The House was not in session Thursday, having finished its work on the budget a day earlier.
— With a 34-5 vote, senators gave their approval to a bill that would create 10 days of early voting in South Carolina. The idea has been strongly supported by Senate Democrats for three years, but has been blocked by the Republican majority since 2011. The proposal still requires another procedural vote before it heads to the House, where Republicans there are supporting a different version. The Senate version creates ten days of early voting that end the Saturday before Election Day (but not including Sunday).
— While supporters of Medicaid expansion are criticizing all Republicans right now, they’re singling out one particular representative: Rep. Kris Crawford (R-Florence). That’s because Crawford is an ER doctor who previously said he supports the idea, yet voted against it during budget proceedings this week. But even that apparent contradiction isn’t what people are focusing on… it’s how he explained it. According to the Charleston Regional Business Journal, Crawford told a group of doctors in January that fellow Republicans pressured him to oppose the expansion because, “it is good politics to oppose the black guy in the White House right now.”
— Gov. Nikki Haley will introduce former Republican presidential candidate Mitt Romney at the Conservative Political Action Conference (CPAC) on Friday, her staff confirmed. Haley’s spokesman said Romney had asked the governor to introduce him at the annual conference in Washington. The spokesman said Haley had not planned to attend before Romney’s invitation. The former Massachusets governor is scheduled to speak at 1 p.m.

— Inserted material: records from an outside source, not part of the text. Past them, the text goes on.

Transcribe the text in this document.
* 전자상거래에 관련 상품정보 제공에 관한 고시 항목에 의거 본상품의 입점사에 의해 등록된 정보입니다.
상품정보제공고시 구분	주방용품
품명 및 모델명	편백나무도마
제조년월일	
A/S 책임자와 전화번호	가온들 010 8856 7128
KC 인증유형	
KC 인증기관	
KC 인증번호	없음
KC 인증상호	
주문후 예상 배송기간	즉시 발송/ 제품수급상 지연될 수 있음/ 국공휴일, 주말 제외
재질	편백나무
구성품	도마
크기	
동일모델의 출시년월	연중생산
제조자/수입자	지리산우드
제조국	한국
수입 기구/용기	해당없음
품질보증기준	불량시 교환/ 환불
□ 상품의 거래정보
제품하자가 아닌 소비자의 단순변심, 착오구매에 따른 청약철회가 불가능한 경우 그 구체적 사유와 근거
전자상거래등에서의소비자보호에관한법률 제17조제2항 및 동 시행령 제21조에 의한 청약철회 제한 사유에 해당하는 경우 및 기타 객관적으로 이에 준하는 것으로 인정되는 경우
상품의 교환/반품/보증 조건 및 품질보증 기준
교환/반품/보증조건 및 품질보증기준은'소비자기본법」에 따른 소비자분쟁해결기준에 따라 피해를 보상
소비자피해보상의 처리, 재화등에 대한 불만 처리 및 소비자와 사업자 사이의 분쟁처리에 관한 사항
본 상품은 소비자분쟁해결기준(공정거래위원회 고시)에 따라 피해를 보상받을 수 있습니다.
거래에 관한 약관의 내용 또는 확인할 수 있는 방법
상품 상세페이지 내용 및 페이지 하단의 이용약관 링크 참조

— GOP senators are getting behind a new proposal sponsored by Majority Leader Harvey Peeler (R-Gaffney) that would require third-graders to be held back a year if they are not reading on grade level. A release from the Senate GOP Caucus said kindergarteners would receive a reading-readiness test before entering school to identify any learning barriers. The bill follows a recommendation from the independent Education Oversight Committee.
— Several members of the nuclear industry and its critics briefed the Governor’s Nuclear Advisory Council about the possibility that the Savannah River Site near Aiken could eventually become a temporary storage location for some commercial nuclear waste. But a new study commissioned by SRS’s Community Reuse Organization made it clear that federal officials would have to win over the community’s support in order to undertake such a project successfully. The study recommends that federal officials offer incentives, such as new research in the area or a legally binding promise that waste currently at SRS will be removed.